# How much is a project Elgin Twin Bar worth?



## Sped Man (Feb 26, 2013)

What is a project Elgin Twin bar worth, if it needs tires, rims, fenders, chain guard, book rack, face shroud, pedals, and grips? Just trying to get an idea of what you guys would pay for such a bike. Sorry for the silly question but I am new to balloon tire bikes.


----------



## fordmike65 (Feb 26, 2013)

I paid $500 for mine off my local CL. Had wrong wheelset,period correct aftermarket rack,half a post war toploader and aftermarket wide cruiser bars. It was however perfectly straightened & primed by the seller,who owned a bodyshop. He also through in 2 sets of newer cruiser tires & a skiptooth Schwinn crankset he had lying around. I have spent about $300 getting the correct SW/aircooled wheelset, 26" wide Torrington bars,prewar light,grips & pedals. Should be ready for paint in a couple months.


----------



## Sped Man (Feb 26, 2013)

You got lucky. I have gotten a few replies and nothing close to that price.


----------



## rlhender (Feb 26, 2013)

Here is the bike that I am offering for $1100 shipped..I have the correct rims, bars and stem for it now.. The tank is NOT included.
I have seen them sell for more and less...I paid a very high price for it because I wanted the tank.


----------



## Freqman1 (Feb 26, 2013)

I paid $875 for this one right here on the CABE last March. I pimped it with a couple of add ons and have about $950 in it. For the bike you are describing and all it needs I wouldn't touch it for more than $300 because if you do by the time you track down the parts you need you'll have more in it than its worth. V/r Shawn


----------



## Balloontyre (Feb 26, 2013)

Sped Man said:


> What is a project Elgin Twin bar worth, if it needs tires, rims, fenders, chain guard, book rack, face shroud, pedals, and grips? Just trying to get an idea of what you guys would pay for such a bike. Sorry for the silly question but I am new to balloon tire bikes.
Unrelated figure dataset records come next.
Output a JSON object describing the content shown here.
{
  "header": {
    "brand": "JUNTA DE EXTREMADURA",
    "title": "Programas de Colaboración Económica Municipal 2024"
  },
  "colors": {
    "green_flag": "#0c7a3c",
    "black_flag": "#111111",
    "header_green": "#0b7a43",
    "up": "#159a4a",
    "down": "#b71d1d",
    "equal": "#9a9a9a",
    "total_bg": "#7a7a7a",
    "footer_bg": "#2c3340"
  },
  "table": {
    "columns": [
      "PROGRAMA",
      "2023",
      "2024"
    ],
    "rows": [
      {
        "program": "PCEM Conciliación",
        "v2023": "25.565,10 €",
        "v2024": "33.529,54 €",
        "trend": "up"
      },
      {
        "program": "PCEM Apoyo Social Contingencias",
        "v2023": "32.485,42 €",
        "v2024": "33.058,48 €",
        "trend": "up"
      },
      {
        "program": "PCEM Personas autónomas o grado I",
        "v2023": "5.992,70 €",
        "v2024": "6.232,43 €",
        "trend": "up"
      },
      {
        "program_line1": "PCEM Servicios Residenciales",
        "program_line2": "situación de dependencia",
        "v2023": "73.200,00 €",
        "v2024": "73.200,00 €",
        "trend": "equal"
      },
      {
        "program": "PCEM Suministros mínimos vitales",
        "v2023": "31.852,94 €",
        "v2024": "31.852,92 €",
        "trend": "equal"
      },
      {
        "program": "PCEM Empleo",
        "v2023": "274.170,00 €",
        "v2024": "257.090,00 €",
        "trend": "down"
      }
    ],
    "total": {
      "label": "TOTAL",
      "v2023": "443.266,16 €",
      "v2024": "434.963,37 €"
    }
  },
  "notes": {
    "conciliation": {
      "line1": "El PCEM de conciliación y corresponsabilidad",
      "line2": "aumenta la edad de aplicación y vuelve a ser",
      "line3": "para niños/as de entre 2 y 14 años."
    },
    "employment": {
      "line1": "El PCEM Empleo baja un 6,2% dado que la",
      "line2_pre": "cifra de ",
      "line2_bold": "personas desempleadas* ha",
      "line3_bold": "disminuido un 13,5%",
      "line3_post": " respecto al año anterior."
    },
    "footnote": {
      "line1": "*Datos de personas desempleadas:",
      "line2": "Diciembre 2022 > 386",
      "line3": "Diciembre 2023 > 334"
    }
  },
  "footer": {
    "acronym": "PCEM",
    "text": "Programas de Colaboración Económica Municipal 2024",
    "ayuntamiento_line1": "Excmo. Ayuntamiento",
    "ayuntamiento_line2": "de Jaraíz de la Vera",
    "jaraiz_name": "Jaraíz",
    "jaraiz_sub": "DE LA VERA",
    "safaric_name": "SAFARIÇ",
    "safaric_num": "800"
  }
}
They are all over the board depending on the model, completeness, and condition. Basic *complete* survivor twinbar 1200-1500, work back from there if it's ugly, expect to pay more for *complete* deluxe versions.  If you have one your considering post up some pics.


----------



## Sped Man (Feb 26, 2013)

Freqman1 said:


> I paid $875 for this one right here on the CABE last March. I pimped it with a couple of add ons and have about $950 in it. For the bike you are describing and all it needs I wouldn't touch it for more than $300 because if you do by the time you track down the parts you need you'll have more in it than its worth. V/r Shawn




I hope to find one here also. It is one cool website for picking up nice bikes at a decent price. Yours  is very nice!


----------